The user had added and http_proxy
environmental variable to enable the machine to talk to the Internet (internal restrictions), in order to be able to reach Slack API.
While there is an issue with their proxy that prevents Geo nodes from communicating with each other, it's hard to reach that conclusion without enough data and investigation.
Proposal
Specifically for the proxy part, we should add a list of known proxies in the system (by watching for ENV variables that end with _proxy
, non case-sensitive).
After a discussion with the Build team, they also suggested we should display all ENV variables defined in the system, as this could help with unknown issues in the future.
Both proposals should also be backported to CE.

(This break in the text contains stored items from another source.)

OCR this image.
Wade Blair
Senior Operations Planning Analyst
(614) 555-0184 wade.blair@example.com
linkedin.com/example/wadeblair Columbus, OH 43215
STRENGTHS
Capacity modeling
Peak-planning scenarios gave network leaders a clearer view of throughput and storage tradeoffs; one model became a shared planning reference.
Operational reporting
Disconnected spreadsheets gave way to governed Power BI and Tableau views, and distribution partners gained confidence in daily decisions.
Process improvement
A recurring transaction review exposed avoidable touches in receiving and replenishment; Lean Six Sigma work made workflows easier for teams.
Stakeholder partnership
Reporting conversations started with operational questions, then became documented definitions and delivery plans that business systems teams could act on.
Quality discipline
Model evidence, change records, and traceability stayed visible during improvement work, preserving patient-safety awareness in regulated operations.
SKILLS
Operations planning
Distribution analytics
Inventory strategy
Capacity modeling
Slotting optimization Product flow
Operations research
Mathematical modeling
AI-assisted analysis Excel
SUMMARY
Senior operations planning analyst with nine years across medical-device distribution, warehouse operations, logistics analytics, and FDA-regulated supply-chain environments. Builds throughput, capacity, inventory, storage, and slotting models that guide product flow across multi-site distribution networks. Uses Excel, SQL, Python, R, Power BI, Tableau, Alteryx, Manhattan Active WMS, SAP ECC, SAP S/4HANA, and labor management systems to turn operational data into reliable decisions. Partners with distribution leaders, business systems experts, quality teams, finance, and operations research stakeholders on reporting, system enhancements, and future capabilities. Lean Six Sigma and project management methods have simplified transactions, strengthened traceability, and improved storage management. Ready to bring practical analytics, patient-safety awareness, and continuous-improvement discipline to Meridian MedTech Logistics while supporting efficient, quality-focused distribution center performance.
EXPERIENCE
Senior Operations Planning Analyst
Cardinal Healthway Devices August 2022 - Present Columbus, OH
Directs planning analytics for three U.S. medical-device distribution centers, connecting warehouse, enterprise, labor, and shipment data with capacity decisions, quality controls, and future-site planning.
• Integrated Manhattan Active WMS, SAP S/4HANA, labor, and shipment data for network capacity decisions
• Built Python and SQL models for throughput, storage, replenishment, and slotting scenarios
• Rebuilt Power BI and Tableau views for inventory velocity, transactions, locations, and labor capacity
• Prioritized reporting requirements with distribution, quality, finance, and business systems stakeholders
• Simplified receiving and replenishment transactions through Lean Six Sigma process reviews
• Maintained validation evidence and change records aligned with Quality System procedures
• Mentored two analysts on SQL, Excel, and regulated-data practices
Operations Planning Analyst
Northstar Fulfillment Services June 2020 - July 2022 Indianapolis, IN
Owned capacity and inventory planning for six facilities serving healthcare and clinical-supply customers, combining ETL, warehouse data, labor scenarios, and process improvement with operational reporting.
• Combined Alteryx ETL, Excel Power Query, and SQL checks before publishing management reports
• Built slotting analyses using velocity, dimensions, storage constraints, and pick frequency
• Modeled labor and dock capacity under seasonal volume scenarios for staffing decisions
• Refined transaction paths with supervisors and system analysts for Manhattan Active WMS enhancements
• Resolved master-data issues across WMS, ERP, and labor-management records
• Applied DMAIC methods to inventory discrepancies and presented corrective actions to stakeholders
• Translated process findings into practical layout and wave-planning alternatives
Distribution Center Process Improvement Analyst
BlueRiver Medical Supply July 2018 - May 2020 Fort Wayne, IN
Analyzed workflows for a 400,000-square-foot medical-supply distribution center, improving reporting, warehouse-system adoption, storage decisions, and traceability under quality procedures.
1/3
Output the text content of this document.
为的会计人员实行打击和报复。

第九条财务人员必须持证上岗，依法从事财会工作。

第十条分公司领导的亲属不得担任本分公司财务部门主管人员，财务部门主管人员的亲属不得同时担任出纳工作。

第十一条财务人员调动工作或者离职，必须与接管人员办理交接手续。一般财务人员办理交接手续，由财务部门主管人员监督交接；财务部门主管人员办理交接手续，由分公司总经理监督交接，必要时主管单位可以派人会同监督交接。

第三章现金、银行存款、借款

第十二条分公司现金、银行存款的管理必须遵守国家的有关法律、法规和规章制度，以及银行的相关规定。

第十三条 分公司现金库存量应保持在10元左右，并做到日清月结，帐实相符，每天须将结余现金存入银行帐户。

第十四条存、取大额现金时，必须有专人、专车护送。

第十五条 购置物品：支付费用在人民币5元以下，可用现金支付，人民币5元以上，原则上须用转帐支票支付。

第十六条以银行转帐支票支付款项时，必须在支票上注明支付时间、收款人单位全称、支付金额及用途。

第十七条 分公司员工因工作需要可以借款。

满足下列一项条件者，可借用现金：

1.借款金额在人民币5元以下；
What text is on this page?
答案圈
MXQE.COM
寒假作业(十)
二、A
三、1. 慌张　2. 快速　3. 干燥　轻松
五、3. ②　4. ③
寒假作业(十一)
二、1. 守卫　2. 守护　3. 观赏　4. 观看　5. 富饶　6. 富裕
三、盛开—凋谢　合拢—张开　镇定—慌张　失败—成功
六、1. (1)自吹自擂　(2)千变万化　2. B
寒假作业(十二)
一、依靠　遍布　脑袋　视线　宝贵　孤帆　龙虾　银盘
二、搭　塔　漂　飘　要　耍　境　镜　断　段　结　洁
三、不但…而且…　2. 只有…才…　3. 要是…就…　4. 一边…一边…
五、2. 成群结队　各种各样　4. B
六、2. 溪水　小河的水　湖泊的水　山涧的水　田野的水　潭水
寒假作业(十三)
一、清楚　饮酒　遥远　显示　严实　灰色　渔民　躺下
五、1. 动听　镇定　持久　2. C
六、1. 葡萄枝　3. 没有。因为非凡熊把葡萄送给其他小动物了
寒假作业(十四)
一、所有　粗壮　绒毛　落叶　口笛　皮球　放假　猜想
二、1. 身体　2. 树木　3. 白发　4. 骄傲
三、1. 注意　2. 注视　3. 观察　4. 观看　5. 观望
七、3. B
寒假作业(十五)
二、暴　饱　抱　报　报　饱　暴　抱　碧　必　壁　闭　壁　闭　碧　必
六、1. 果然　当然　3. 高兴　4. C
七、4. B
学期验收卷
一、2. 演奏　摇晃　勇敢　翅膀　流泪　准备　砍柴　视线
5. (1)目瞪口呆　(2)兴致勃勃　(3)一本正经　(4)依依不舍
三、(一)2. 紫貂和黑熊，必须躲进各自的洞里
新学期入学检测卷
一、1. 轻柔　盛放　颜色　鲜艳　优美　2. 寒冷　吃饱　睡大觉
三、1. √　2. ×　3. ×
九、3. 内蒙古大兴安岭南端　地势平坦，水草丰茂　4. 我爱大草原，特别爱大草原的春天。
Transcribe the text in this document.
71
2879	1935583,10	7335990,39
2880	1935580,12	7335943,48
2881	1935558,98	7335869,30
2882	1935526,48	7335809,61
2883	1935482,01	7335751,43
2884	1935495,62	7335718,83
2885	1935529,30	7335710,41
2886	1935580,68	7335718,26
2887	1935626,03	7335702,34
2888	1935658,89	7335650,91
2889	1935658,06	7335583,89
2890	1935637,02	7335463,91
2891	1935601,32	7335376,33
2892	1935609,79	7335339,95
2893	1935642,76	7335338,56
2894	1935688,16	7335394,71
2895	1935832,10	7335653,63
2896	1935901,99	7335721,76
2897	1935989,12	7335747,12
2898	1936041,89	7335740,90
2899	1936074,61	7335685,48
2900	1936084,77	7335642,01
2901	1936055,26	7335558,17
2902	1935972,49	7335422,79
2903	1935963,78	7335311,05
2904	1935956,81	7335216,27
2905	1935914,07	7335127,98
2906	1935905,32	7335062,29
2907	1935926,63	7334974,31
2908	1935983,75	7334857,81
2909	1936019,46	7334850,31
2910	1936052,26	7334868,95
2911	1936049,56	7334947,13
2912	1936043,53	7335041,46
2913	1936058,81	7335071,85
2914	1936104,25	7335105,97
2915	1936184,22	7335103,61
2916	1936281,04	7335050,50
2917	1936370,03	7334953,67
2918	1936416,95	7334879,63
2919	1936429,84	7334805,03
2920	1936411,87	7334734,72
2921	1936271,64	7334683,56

There is a third is EE exclusive, and will help figure out communication issues between Geo Nodes once and for all:
From the primary node, we should try to Faraday.get('')
an API endpoint in the secondary node's geo
namespace (something that uses the same authentication code for notification).
From the secondary node, we should try to reach the primary node's using any admin's key, pointing to the health check api endpoint or to the user's endpoint (this will either pinpoint issues with connection or with the token authentication).
Things we expect to detect:
- DNS issues
- Connection issues (timeout etc)
- SSL error
Related issues
This info task will help implement a few things described in the Monitoring proposal: #727 (closed)